Related topics

Big Prize, Big Problems For Record British Lottery Winner

June 12, 1995 GMT

LONDON (AP) _ The curse of instant wealth has struck again.

One of two winners of a record $36 million jackpot in Britain’s National Lottery also garnered a potential lawsuit from his wife and his adoptive mother’s hopes that he should drink himself to death.

Mark Gardiner, 33, who runs a glass-fitting business from a garage, was identified by newspapers after winning the lottery Saturday. He and his business partner, Paul Maddison, shared a one-pound ($1.6) ticket and hit the six-number jackpot.

They fielded questions at a press conference Monday in hopes of keeping journalists from prying into their private lives.

But the deluge of publicity for the largest gambling prize ever awarded in Britain appeared the least of his problems for three-times married Gardiner, who lives in Hastings, 55 miles south of London.

``I’m after half his cash,″ Gardiner’s estranged wife, Kim Cresswell, 33, was quoted as telling Britain’s Sun newspaper.

Mrs. Cresswell _ her husband recently changed his name to Gardiner _ noted their divorce isn’t final. She said she would immediately see her lawyer.

And Irene Cresswell, 68, who adopted Gardiner as a toddler and brought him up, told newspapers: ``He has made our life a misery. I hope he drinks himself to death.″

Gardiner would not comment on their remarks, except to say ``It’s very sad some of the things that have been written about me.″

His girlfriend, Brenda McGill, defended him. ``He is a lovely guy. I should know because I live with him.″

Gardiner and Maddison, who will share the jackpot, said their plans were modest.

``Last night we were all talking about what you could spend it on and didn’t get up to a million,″ Gardiner said.

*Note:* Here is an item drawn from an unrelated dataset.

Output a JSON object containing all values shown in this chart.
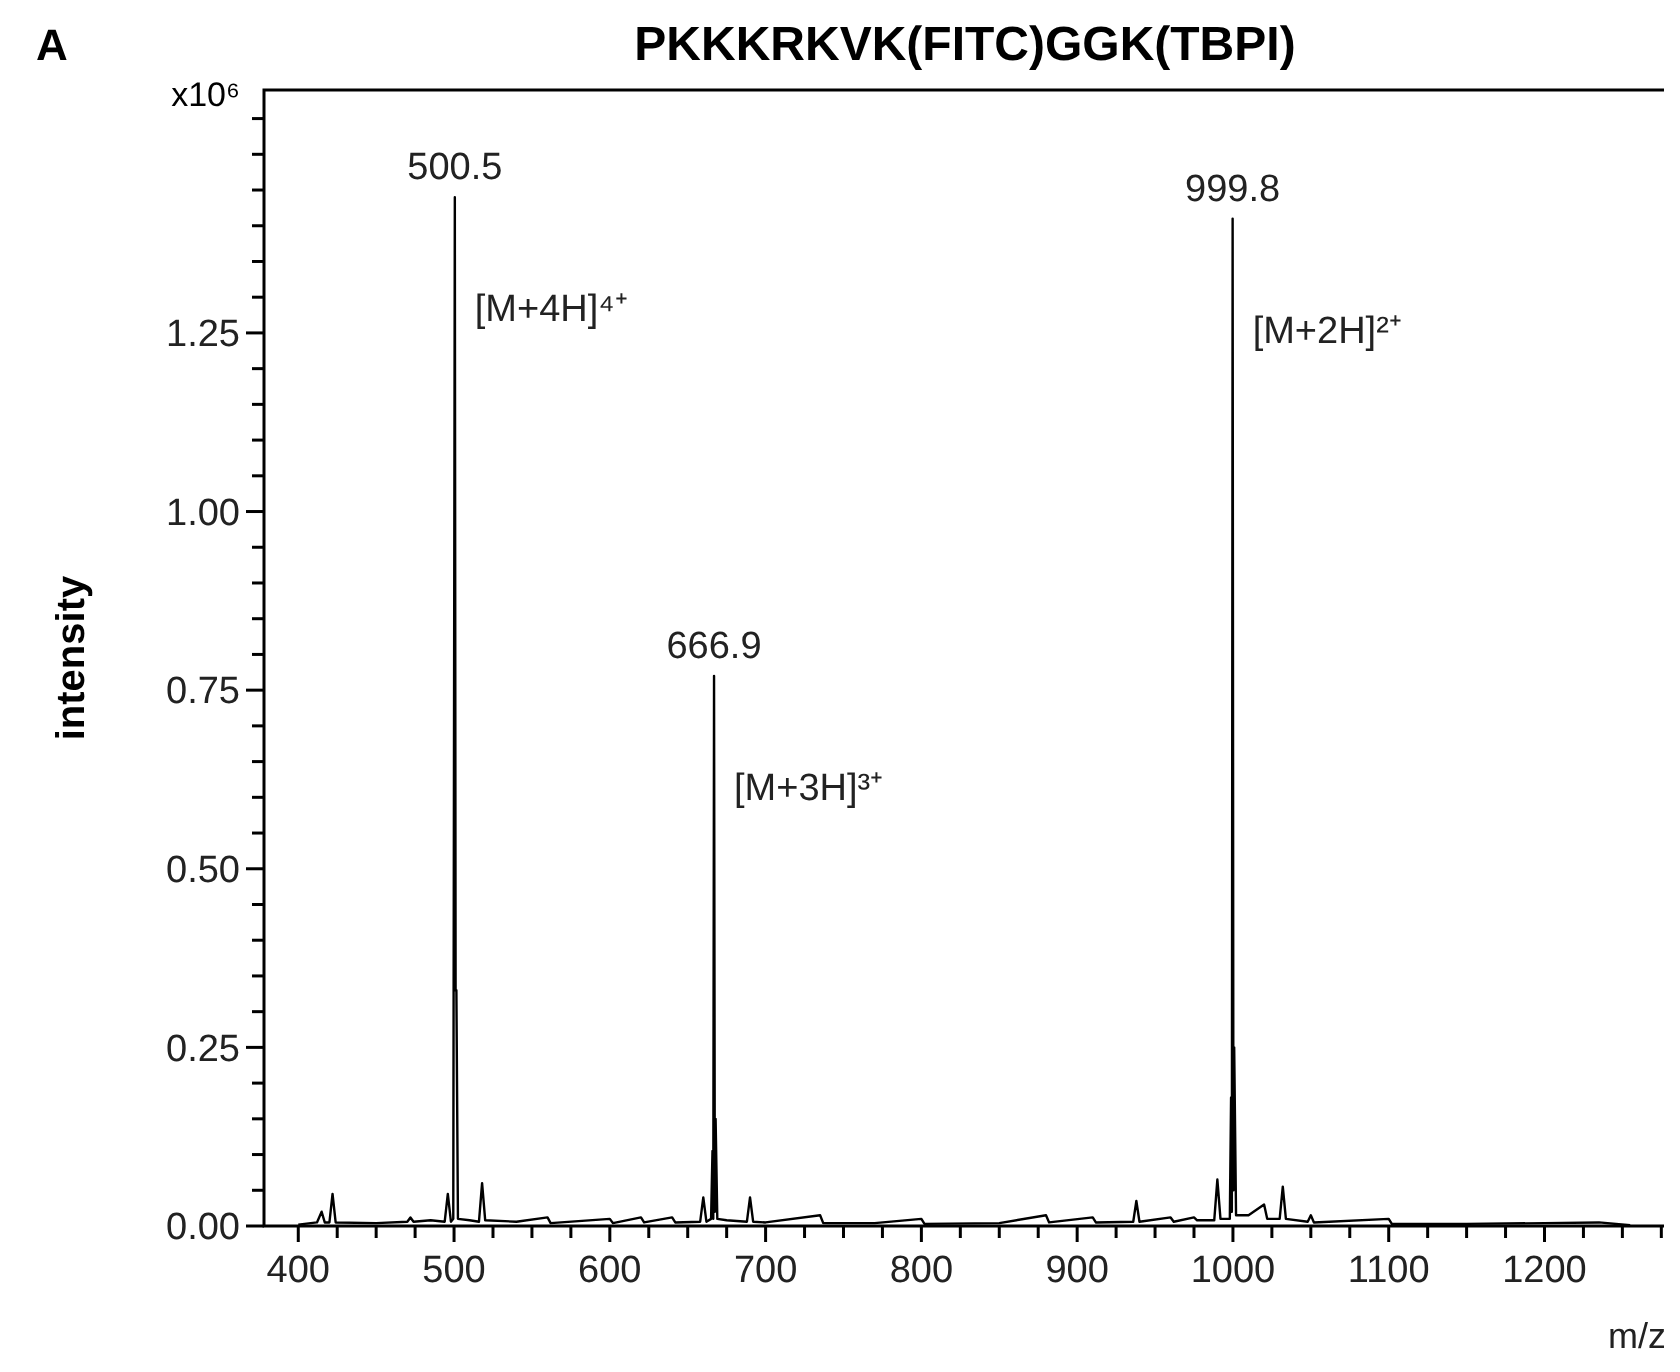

``We will be going back to work some time this week,″ Maddison said. ``We’ll probably buy a new van for the business.″

The jackpot topped the $27.9 million won in December by an Asian immigrant factory worker in north England. Since then, he’s quarreled with his brothers over the money, got into trouble with Muslim leaders for gambling, tried to return to his native India but couldn’t settle, and now lives near London.